I think that the misconception here is that "tests should not fail", because they are "cost", "has to be analyzed and fixed", etc.

An integration or functional test that is guaranteed to never fail is kind of useless for me. Good test with a lot of assertions will fail occasionally since things are happening - unexpected data are provided, someone manually played with the database, ntp service was accidentally stopped and date in not accurate and filtering by date might be failing, someone plugged in some additional system that alters/locks data.

In case of unit tests, well, if everything is mocked and isolated then yes, such test probably should never fail, but unit tests are mostly useful only if there is some complicated logic involved.

2 comments

> An integration or functional test that is guaranteed to never fail is kind of useless for me.

I think that's an important distinction between functional and integration tests. Generally, a functional test is supposed to exercise a particular set of APIs or code paths - across components in a semi-realistic arrangement, so unlike a unit test where all but one would be mocked, but still pretty focused. It's OK for such a test to ignore concerns outside of its own scope. Data validation/sanitization should have its own tests, for example, and not be a part of every other functional test.
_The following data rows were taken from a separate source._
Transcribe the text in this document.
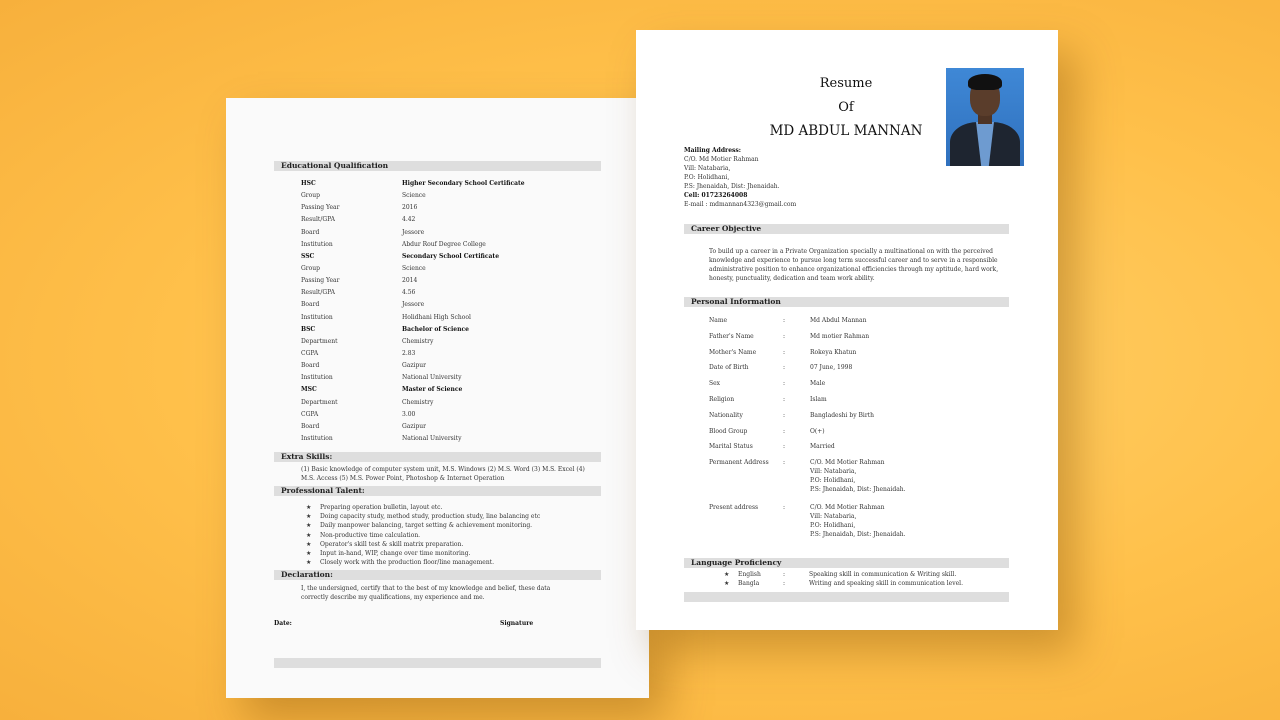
Educational Qualification
HSC	Higher Secondary School Certificate
Group	Science
Passing Year	2016
Result/GPA	4.42
Board	Jessore
Institution	Abdur Rouf Degree College
SSC	Secondary School Certificate
Group	Science
Passing Year	2014
Result/GPA	4.56
Board	Jessore
Institution	Holidhani High School
BSC	Bachelor of Science
Department	Chemistry
CGPA	2.83
Board	Gazipur
Institution	National University
MSC	Master of Science
Department	Chemistry
CGPA	3.00
Board	Gazipur
Institution	National University
Extra Skills:
(1) Basic knowledge of computer system unit, M.S. Windows (2) M.S. Word (3) M.S. Excel (4)
M.S. Access (5) M.S. Power Point, Photoshop & Internet Operation
Professional Talent:
★ Preparing operation bulletin, layout etc.
★ Doing capacity study, method study, production study, line balancing etc
★ Daily manpower balancing, target setting & achievement monitoring.
★ Non-productive time calculation.
★ Operator's skill test & skill matrix preparation.
★ Input in-hand, WIP, change over time monitoring.
★ Closely work with the production floor/line management.
Declaration:
I, the undersigned, certify that to the best of my knowledge and belief, these data
correctly describe my qualifications, my experience and me.
Date:	Signature
Resume
Of
MD ABDUL MANNAN
Mailing Address:
C/O. Md Motier Rahman
Vill: Natabaria,
P.O: Holidhani,
P.S: Jhenaidah, Dist: Jhenaidah.
Cell: 01723264008
E-mail : mdmannan4323@gmail.com
Career Objective
To build up a career in a Private Organization specially a multinational on with the perceived
knowledge and experience to pursue long term successful career and to serve in a responsible
administrative position to enhance organizational efficiencies through my aptitude, hard work,
honesty, punctuality, dedication and team work ability.
Personal Information
Name	:	Md Abdul Mannan
Father's Name	:	Md motier Rahman
Mother's Name	:	Rokeya Khatun
Date of Birth	:	07 June, 1998
Sex	:	Male
Religion	:	Islam
Nationality	:	Bangladeshi by Birth
Blood Group	:	O(+)
Marital Status	:	Married
Permanent Address :	C/O. Md Motier Rahman
Vill: Natabaria,
P.O: Holidhani,
P.S: Jhenaidah, Dist: Jhenaidah.
Present address	:	C/O. Md Motier Rahman
Vill: Natabaria,
P.O: Holidhani,
P.S: Jhenaidah, Dist: Jhenaidah.
Language Proficiency
★ English	:	Speaking skill in communication & Writing skill.
★ Bangla	:	Writing and speaking skill in communication level.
That's just duplication of effort for very little benefit.

By contrast, it's reasonable for an integration test to fail due to something external like NTP failure ... once. After that, there should be a separate functional/regression test to ensure that the dependency is properly isolated, and integration tests should be expected to pass consistently unless there's a new kind of fault. That allows integration tests to capture all of those dependencies over time, until the full set approximates the set that exists in production.

Don't worry too much about the precise dividing line between functional and integration tests, though. The important thing is that they're not synonyms. Whatever one calls them, there are different classes of tests with different purposes. Statements like "tests should never fail" or "tests that fail are better" are too general to be useful across all kinds of tests.

You clearly have not worked on a codebase with thousands of tests. At my previous job the build system had an option to run a test N times concurrently in the cloud. I used this whenever I wanted to commit to some other project but some of their tests were garbage (to prove that test is flaky, and therefore to be ignored). You could even binary search (running 1000 times on each pivot point) to see who introduced the flakiness. Expensive but gets the job done.

In my projects I either fix the nondeterminism or delete such tests.

Pseudorandom deterministic tests have their value, presuming you store faulty input and/or seed.

These are not exactly nondeterministic but sometimes people end up with that instead of pseudorandom ones.